Mais les conquêtes militaires, la construction de routes et de ports, la Grande Muraille et d’autres grands travaux ont eu un coût financier et humain considérable. Une fiscalité de plus en plus lourde, la conscription obligatoire et le travail forcé inspirent un ressentiment profond dans la population à l’encontre du régime Qin, notamment dans les royaumes conquis, comme le royaume Chu dans le sud. De plus, l’empereur s’est aliéné les lettrés par une politique totalitaire de contrôle de la pensée, symbolisée notamment par les autodafés.
Après sa mort, son fils cadet Ying Huhai lui succède. Il prend le titre de Ershi Huangdi, mais tombe rapidement sous l’influence d’un eunuque du palais. Une lutte pour le pouvoir s’ensuit, qui paralyse l’administration centrale et indigne la population. Des révoltes éclatent. Ershi Huangdi, contraint au suicide (207 av. J.-C.), ne peut éviter l’écroulement de l’Empire.
5.3.2 Les Han antérieurs (206 av. J.-C.-9 apr. J.-C.)
Les trois dernières années de la dynastie Qin, marquées par des troubles et la guerre civile, voient l’émergence d’un chef rebelle, d’origine modeste, Liu Bang (voir Gaozu des Han). Après avoir éliminé les prétendants au trône, Liu Bang se proclame empereur de Chine en 206 av. J.-C. et fonde la dynastie des Han occidentaux (Xihan), ou antérieurs (Qianhan). La capitale est établie à Chang’an (actuelle Xi'an).
5.3.2.1 L’héritage
Les Han bâtissent leur empire sur les bases unitaires établies par Shi Huangdi. Mais ils abrogent les lois les plus contraignantes et allègent les impôts les plus impopulaires. L’empereur Liu Bang (202-195 av. J.-C.) commence par octroyer des royaumes à certains de ses anciens alliés et à des membres de sa famille. Cependant, au milieu du IIe siècle av. J.-C., la plupart de ces royaumes sont repris par son fils, Wendi (180-157 av. J.-C.), et l’ensemble de l’empire est directement soumis à l’autorité impériale.

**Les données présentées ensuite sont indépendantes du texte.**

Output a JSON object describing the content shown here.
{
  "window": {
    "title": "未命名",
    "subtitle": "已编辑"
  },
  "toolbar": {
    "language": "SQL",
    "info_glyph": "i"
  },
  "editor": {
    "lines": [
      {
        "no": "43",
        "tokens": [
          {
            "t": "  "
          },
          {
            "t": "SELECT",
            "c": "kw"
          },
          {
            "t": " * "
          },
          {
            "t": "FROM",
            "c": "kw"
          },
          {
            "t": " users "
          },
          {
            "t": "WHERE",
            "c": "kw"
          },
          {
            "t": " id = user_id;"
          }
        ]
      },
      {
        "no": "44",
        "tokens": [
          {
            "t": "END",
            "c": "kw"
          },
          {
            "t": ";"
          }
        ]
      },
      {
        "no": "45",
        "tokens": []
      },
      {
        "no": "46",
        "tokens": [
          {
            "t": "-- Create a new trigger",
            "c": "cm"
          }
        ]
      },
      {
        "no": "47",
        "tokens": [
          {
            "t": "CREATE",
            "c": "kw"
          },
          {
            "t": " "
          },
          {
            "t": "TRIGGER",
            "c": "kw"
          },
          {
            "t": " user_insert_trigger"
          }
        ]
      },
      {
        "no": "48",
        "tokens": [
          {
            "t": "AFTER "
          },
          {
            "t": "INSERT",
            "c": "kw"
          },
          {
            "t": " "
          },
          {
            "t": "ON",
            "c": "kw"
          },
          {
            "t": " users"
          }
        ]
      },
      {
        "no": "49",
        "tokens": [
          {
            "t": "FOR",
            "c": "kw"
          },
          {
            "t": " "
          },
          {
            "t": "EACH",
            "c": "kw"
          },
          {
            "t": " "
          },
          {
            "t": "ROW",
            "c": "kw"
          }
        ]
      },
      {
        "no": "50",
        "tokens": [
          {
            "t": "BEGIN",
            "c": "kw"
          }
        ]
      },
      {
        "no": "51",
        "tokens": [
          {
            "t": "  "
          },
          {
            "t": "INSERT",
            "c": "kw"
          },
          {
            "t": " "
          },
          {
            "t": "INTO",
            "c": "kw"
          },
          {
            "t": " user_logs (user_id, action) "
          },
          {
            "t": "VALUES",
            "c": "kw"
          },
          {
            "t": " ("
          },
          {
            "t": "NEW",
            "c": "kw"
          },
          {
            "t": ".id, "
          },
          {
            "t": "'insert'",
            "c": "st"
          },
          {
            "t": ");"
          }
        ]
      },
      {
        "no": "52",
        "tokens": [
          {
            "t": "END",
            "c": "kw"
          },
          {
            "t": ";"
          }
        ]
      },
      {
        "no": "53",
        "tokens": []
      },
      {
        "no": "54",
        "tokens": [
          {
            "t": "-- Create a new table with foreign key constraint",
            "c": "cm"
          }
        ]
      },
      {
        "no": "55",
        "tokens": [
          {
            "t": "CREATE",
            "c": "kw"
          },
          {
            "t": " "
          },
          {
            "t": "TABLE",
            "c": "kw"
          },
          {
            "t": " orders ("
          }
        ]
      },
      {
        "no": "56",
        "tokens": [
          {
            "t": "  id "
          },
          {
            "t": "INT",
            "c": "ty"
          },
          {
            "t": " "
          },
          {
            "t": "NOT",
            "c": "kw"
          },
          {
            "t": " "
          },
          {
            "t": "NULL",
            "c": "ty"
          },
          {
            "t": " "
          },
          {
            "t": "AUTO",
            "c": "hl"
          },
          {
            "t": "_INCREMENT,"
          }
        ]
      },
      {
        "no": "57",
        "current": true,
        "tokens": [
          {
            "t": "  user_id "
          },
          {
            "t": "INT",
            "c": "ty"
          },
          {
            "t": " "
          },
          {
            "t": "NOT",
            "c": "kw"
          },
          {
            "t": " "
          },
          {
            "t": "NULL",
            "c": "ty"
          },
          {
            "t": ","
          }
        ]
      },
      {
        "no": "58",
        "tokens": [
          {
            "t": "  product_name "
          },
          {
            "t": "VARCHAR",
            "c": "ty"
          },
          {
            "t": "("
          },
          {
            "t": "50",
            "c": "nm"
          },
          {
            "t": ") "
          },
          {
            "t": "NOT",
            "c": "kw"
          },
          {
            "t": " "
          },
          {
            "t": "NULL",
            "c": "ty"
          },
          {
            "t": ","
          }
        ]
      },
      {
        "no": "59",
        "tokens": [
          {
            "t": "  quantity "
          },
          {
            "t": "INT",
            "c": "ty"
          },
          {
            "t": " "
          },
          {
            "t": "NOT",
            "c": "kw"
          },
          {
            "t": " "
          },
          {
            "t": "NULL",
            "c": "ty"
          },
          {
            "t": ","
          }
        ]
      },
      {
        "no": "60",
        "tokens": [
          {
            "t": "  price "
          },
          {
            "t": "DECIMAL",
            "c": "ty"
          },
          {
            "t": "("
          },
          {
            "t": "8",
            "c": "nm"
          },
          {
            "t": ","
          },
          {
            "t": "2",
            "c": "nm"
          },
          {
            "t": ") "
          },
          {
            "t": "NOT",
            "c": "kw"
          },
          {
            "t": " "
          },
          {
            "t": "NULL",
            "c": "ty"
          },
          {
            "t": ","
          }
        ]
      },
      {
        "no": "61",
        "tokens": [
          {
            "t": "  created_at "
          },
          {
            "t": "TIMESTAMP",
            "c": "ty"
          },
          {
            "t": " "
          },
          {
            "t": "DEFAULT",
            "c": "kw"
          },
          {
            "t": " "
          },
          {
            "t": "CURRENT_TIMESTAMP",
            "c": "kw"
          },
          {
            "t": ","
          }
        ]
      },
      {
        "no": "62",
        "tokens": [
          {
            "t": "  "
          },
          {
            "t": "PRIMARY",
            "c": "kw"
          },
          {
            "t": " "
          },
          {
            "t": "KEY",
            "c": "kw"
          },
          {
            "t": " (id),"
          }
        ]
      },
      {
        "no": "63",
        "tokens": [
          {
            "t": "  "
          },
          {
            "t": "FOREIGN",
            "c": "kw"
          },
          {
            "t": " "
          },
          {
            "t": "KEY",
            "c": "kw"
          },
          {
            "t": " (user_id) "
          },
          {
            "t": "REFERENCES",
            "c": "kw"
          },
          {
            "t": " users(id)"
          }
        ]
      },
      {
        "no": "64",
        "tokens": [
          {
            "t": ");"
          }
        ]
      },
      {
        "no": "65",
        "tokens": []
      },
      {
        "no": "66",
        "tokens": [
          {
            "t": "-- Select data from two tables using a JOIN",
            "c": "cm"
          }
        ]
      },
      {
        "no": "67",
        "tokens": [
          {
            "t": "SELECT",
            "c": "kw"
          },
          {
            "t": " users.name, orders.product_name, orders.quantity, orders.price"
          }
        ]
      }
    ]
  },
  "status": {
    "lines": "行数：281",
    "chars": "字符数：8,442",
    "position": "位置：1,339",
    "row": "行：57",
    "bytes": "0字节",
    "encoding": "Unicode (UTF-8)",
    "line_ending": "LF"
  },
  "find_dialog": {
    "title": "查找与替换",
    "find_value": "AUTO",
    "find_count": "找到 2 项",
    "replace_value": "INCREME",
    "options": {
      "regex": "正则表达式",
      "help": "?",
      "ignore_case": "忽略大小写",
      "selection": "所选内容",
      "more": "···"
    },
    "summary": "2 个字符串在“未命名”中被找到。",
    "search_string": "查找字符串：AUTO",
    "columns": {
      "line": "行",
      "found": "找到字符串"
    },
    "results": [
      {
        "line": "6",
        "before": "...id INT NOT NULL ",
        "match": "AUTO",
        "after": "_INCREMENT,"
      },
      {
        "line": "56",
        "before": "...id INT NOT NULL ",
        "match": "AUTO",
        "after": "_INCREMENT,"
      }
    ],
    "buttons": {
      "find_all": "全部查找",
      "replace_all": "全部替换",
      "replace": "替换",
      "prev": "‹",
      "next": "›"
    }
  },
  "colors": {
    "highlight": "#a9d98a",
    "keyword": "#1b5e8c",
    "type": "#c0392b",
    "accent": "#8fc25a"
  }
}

Les Han favorisent la renaissance du taoïsme et adoptent le confucianisme en tant qu’idéologie officielle. Néanmoins, désireux de le rendre universel, les Han y incorporent des idées empruntées à d’autres écoles de pensée, afin de compléter l’enseignement laissé par Confucius et ses disciples. L’administration, héritée des Qin, est très hiérarchique, mais ils nomment les fonctionnaires sur la base du mérite plutôt que de la naissance, suivant là un principe confucéen. La sélection et la qualification reposent sur des examens écrits. À la fin du IIe siècle av. J.-C., une université impériale est créée pour enseigner aux futurs fonctionnaires les cinq classiques de l’école confucéenne.
5.3.2.2 Wudi le conquérant
La dynastie des Han antérieurs connaît son apogée sous le règne de Wudi (140-87 av. J.-C.). La quasi-totalité de la Chine actuelle est soumise à l’ordre impérial, même si de nombreuses régions, notamment au sud du Yang-tseu-kiang, ne sont pas encore complètement assimilées. L’autorité chinoise est établie au sud de la Mandchourie et au nord de la Corée. À l’ouest, les armées Han combattent les tribus nomades Xiongnu et Xianbei, peut-être apparentées aux Huns. Elles s’avancent jusqu’à la vallée du fleuve Iaxarte (actuelle Syr-Daria, au Kazakhstan), ouvrant ainsi la célèbre « route de la Soie ». Au sud, elles conquièrent l’île de Hainan et fondent des colonies autour du delta du Xi jiang ainsi qu’en Annam et en Corée.
Seulement, l’expansionnisme de Wudi épuise les réserves financières laissées par ses prédécesseurs et nécessite un retour au légisme pour renflouer le Trésor public. Les impôts sont majorés, les monopoles d’État restaurés et la monnaie dévaluée. Les souffrances endurées par les paysans sont aggravées par la croissance démographique qui réduit la superficie des exploitations, alors que les taxes augmentent. Les familles de grands propriétaires fonciers, défiant les collecteurs d’impôts du gouvernement central, acquièrent une sorte d’exonération fiscale. Au fur et à mesure que le nombre de ces « non-imposés » croît, l’assiette fiscale de l’empire diminue. Le fardeau supporté par les ruraux soumis à l’impôt se fait de plus en plus lourd. Les révoltes paysannes se multiplient et le banditisme se développe.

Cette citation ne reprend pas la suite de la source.